Folks, Springtime is a design consultation firm out of Amsterdam, and we all know how much creativity the old giggle-bush endows upon its partakers. That aside, this crew crunched out the Edorado 7S, an electric speedboat concept for Edorado Marine, an up-and-coming naval team also out of the Netherlands.

But like most other yacht or boat designs, more than just these two teams were involved in the project. Another crew that assisted in bringing this marvel to conceptual life was naval architect Peter Bosgraaf, offering over 30 years of naval design experience to this project.

With all that hard work put into the design, at this time, 7S is just a concept and may remain that way until someone comes along and decides it's the next body styling for their personal boat. Maybe an already-present naval manufacturer chooses to buy the design.

That said, the only details we have regarding 7S are the images in the gallery and a few descriptive lines telling us a bit about the vessel's functionality and how it differs from other ships on the market.

What makes 7S so unique isn't its electric drivetrain but rather what it does with it. Because the boat uses a hydrofoil design, granted by the two foils under the hull, it's meant to have minimal contact or friction with the water's surface. Less friction means more speed. How much speed is not known. May all be revealed in time.

Hydrofoil design also brings a few other advantages to boating, one of which is nothing more than increased energy efficiency. Again, this is based on the principle that there's less drag being exerted on the craft. Even if this ship is powered by fossil fuels, it should still yield great efficiency.

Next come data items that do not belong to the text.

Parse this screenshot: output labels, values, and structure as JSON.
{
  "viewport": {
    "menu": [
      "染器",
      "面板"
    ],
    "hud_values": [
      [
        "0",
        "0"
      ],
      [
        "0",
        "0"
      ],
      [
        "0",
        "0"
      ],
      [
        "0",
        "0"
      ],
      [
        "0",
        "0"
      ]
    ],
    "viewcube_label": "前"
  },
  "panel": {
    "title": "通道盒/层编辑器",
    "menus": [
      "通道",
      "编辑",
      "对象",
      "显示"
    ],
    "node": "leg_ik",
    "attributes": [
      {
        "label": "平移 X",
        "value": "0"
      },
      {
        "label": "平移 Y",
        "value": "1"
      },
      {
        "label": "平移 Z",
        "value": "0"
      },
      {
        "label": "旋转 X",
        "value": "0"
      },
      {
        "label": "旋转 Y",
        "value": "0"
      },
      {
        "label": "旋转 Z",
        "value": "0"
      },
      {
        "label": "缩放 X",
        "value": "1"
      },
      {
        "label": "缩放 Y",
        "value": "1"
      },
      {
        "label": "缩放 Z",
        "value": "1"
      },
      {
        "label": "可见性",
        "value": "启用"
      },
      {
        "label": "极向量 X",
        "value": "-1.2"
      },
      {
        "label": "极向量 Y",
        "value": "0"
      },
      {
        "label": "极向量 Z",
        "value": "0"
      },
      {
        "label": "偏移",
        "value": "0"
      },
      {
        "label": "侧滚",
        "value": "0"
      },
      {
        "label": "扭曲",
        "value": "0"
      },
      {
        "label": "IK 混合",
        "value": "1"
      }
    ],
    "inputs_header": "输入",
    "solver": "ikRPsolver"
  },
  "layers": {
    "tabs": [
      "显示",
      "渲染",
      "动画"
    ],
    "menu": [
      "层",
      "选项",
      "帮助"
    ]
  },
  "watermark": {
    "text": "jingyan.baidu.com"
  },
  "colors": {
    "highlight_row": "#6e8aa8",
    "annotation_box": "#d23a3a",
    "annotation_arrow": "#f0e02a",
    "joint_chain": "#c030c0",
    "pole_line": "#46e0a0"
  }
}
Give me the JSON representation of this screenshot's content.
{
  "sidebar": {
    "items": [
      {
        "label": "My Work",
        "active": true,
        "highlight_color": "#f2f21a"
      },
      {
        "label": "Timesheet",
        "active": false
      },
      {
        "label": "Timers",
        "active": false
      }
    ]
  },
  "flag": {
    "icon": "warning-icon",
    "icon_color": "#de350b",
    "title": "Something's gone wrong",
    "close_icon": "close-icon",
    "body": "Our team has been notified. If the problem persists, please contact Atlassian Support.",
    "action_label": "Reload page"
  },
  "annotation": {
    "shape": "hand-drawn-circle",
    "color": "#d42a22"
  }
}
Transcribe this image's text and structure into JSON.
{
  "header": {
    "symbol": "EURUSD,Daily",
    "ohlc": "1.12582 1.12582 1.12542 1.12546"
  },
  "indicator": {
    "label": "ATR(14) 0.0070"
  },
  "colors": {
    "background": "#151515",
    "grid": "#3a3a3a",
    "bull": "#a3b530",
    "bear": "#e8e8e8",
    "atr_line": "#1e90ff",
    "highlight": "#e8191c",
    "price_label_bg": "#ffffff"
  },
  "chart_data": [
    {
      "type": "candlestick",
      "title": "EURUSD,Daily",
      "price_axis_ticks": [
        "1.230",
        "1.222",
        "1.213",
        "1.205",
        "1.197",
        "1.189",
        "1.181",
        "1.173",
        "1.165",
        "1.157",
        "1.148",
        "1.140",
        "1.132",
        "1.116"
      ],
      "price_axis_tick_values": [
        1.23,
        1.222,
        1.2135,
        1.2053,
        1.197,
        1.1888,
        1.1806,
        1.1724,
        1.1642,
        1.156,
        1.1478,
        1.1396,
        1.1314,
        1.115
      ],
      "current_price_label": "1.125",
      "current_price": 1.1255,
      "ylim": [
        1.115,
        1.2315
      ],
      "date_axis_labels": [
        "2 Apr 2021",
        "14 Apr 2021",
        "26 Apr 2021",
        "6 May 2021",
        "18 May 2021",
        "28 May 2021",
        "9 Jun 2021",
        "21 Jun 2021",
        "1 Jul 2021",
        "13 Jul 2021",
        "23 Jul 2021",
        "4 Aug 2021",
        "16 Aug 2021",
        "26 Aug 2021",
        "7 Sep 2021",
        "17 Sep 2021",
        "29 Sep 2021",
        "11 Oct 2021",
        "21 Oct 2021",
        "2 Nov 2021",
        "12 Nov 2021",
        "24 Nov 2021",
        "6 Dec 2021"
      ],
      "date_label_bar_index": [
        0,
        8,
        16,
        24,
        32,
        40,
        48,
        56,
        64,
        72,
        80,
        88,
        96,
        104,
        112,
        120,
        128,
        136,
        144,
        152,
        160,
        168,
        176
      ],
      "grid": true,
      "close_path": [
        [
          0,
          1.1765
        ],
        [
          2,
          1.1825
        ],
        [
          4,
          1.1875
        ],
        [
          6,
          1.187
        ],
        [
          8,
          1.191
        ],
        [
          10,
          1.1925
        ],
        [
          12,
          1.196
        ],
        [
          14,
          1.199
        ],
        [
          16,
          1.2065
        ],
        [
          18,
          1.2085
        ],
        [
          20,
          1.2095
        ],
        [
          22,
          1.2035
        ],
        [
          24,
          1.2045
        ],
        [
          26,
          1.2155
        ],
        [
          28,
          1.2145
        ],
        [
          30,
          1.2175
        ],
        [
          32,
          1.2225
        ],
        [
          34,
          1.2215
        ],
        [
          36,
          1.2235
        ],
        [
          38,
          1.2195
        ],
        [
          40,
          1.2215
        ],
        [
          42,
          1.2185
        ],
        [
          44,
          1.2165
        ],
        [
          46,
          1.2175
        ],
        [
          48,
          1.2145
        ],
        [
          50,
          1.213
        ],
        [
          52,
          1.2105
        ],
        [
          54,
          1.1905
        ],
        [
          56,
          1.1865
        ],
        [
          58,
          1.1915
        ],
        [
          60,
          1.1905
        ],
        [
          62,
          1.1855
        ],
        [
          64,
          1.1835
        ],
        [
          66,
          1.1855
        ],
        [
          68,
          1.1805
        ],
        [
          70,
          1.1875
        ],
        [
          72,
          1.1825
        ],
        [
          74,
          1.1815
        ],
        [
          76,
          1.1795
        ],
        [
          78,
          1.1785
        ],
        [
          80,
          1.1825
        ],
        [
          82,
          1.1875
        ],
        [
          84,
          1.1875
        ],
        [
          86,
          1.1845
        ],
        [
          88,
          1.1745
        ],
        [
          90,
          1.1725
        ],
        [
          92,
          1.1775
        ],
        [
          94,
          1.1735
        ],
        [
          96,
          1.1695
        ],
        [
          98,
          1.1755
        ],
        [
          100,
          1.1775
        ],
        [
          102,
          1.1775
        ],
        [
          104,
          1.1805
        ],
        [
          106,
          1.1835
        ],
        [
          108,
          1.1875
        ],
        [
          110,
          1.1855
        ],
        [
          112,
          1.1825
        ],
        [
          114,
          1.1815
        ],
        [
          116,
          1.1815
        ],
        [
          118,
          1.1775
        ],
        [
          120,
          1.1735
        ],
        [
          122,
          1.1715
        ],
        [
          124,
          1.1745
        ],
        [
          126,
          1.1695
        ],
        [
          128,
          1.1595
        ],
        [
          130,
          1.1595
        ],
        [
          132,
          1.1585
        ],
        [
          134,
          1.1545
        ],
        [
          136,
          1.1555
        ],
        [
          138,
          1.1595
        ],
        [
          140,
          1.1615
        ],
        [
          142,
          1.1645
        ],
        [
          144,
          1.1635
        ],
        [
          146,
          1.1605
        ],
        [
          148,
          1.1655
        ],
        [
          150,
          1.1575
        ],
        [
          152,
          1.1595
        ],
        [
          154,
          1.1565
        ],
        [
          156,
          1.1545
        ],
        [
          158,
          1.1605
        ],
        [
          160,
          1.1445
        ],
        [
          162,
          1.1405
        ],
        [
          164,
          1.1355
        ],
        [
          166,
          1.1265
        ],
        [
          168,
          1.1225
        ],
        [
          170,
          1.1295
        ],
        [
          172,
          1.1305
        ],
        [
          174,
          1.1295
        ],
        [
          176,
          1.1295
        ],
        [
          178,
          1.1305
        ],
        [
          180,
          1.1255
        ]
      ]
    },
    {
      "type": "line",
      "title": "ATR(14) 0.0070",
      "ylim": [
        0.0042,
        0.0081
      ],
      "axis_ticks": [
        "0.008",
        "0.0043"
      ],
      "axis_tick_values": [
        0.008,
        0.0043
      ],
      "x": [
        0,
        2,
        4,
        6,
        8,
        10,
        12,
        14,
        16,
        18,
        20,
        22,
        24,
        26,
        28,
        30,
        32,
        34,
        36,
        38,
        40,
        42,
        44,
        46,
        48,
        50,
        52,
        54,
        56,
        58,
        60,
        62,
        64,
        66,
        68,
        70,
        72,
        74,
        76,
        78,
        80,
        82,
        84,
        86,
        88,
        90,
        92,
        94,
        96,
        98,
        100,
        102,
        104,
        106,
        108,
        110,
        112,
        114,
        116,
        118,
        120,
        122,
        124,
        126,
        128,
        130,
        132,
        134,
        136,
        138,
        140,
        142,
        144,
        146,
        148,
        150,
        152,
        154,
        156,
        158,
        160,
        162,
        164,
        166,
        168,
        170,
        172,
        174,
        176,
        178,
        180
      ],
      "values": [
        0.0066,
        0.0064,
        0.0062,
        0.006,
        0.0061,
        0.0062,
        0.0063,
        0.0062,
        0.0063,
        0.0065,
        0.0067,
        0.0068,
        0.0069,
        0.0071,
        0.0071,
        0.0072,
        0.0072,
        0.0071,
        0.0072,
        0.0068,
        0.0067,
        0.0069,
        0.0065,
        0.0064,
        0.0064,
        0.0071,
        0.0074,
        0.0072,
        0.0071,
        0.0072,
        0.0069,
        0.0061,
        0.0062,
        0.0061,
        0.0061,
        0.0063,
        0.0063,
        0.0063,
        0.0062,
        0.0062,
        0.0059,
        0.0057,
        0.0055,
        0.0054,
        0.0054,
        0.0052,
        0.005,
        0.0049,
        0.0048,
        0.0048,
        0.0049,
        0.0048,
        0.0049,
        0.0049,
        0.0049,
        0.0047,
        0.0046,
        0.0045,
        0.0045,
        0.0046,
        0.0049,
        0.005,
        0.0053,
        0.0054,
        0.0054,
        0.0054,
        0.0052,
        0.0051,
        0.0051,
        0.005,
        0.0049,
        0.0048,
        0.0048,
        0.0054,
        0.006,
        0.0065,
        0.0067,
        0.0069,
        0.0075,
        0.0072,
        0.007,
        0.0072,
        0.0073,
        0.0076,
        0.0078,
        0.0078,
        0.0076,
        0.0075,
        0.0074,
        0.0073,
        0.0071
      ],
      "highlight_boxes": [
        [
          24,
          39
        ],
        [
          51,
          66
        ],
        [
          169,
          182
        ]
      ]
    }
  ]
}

Another benefit of hydrofoils is comfort. Since minimum drag is exerted on the boat, and hydrofoils are shaped in a way to offer higher stability, riding along in a 7S should feel a lot moving a knife through water. Talk about smooth.

I'm not so sure how turning will be carried out at high speeds, but since there seem to be two propellors at the rear, if one was to simply power down, this should help pivot the craft on that side, theoretically. Practically, you need very large propellor blades to have a considerable effect or integrate some sort of rudder into the foils.

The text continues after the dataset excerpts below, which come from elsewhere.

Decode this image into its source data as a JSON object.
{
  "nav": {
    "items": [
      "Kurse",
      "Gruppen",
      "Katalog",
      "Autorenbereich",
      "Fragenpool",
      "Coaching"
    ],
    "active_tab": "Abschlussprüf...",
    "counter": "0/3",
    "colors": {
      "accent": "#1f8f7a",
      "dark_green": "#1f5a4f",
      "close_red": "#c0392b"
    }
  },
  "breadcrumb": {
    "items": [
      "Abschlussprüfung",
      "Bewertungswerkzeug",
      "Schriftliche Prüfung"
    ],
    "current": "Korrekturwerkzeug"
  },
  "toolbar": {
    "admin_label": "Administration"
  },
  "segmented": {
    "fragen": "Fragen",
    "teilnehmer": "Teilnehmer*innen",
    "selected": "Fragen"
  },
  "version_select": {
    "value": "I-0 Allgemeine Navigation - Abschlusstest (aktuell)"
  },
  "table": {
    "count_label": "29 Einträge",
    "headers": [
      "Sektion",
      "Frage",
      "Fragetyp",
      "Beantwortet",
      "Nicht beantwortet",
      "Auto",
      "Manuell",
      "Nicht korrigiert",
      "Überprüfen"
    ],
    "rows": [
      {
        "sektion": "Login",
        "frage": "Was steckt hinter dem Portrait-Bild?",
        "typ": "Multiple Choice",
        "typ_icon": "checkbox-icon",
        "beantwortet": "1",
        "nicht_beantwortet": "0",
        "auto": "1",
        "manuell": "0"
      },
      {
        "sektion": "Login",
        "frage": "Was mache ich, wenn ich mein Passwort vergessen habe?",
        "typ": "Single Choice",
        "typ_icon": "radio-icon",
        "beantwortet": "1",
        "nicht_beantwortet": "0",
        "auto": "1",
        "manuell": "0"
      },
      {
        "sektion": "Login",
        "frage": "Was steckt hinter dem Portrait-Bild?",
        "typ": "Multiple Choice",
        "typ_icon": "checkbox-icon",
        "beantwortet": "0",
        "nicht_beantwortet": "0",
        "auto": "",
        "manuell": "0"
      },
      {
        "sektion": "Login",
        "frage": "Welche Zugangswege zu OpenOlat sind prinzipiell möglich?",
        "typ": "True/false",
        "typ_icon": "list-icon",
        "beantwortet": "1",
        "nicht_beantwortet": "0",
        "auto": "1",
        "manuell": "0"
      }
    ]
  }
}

Finally, Springtime mentions that the craft's interior was designed to offer would-be owners a chance for a "true GT feeling." With that in mind, the cockpit and seating for 7S resemble some supercars, albeit able to offer five guests the electric ride of their life. At the front, a windshield provides easy viewing, while the lack of lateral components gives riders a view of the world zipping by with only the sound of waves and air rushing past their ears.

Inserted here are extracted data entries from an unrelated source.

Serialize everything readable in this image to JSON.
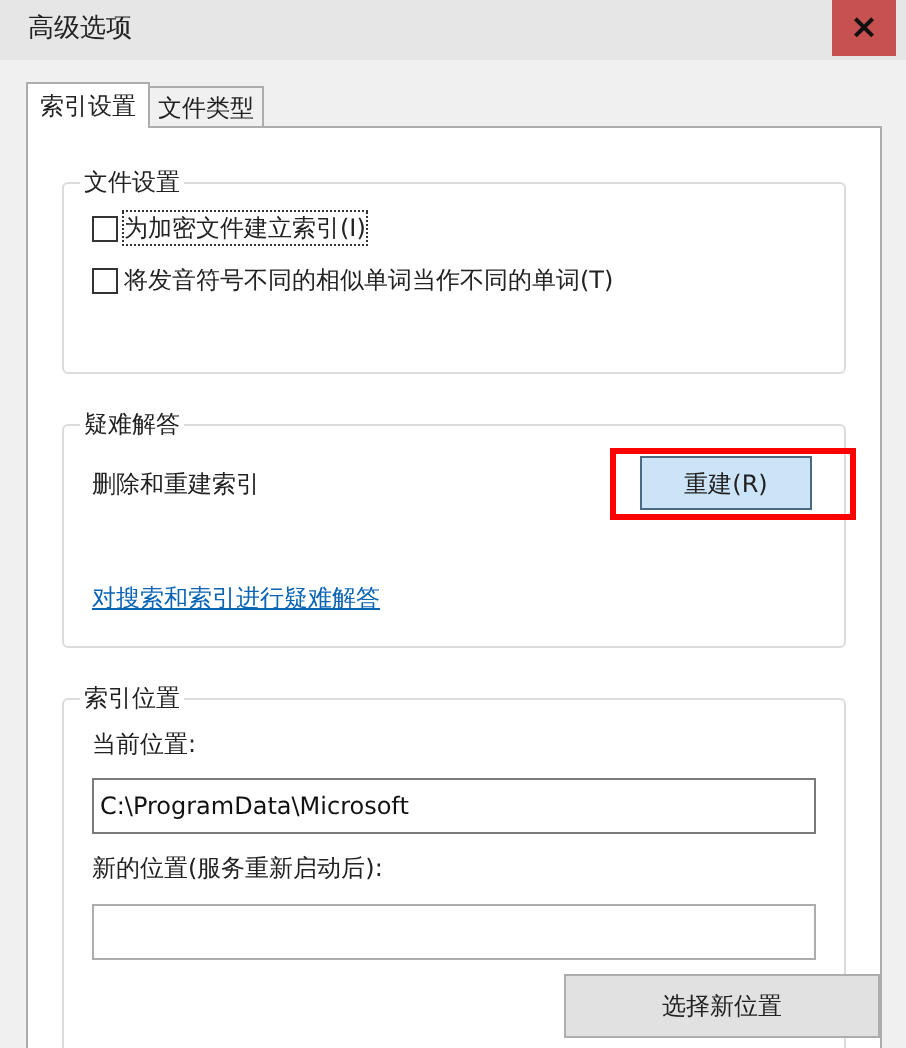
{
  "window": {
    "title": "高级选项",
    "close": "×"
  },
  "tabs": [
    {
      "label": "索引设置",
      "selected": true
    },
    {
      "label": "文件类型",
      "selected": false
    }
  ],
  "file_settings": {
    "title": "文件设置",
    "options": [
      {
        "label": "为加密文件建立索引(I)",
        "checked": false,
        "focused": true
      },
      {
        "label": "将发音符号不同的相似单词当作不同的单词(T)",
        "checked": false,
        "focused": false
      }
    ]
  },
  "troubleshooting": {
    "title": "疑难解答",
    "label": "删除和重建索引",
    "button": "重建(R)",
    "highlighted": true,
    "link": "对搜索和索引进行疑难解答"
  },
  "index_location": {
    "title": "索引位置",
    "current_label": "当前位置:",
    "current_value": "C:\\ProgramData\\Microsoft",
    "new_label": "新的位置(服务重新启动后):",
    "button": "选择新位置"
  }
}
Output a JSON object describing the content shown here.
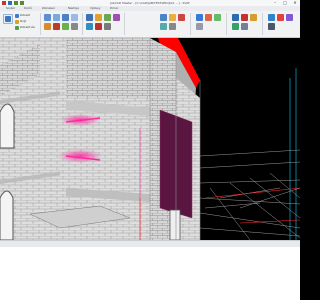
{
  "window": {
    "title": "JabCAD Master - [C:\\CAD\\JAB\\TEST\\PROJ\\01 ...] - SVAT"
  },
  "window_controls": {
    "minimize": "–",
    "maximize": "□",
    "close": "✕"
  },
  "tabs": [
    "Soubor",
    "Domů",
    "Zobrazení",
    "Nástroje",
    "Výstupy",
    "Pomoc"
  ],
  "ribbon": {
    "items": [
      "Zobrazit",
      "Skrýt",
      "Zobrazit vše",
      "Režim"
    ],
    "groups": [
      "Vrstvy",
      "Pohled",
      "Nástroje",
      "Zobrazení"
    ]
  },
  "status": {
    "text": ""
  },
  "colors": {
    "accent": "#ff0000",
    "magenta": "#ff2aa0",
    "brick": "#dcdcdc",
    "dark_purple": "#5a1640"
  },
  "icons": [
    "app-icon",
    "save-icon",
    "undo-icon",
    "redo-icon",
    "minimize-icon",
    "maximize-icon",
    "close-icon"
  ]
}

A relatively simple console with a steering wheel, throttle control, and touchscreen display sits in front, and along the sides, a sound system will be bumping your favorite jam. Customizable lighting is also part of the design, not to mention storage. The ship's rear shows onlookers the engine and battery bay through a glass surface built into the hull. Very supercar.

While we may never see this vessel on local waters, the ideas it displays are of those that we could very well be heading towards. Heck, the things people are doing with electricity these days are just insane.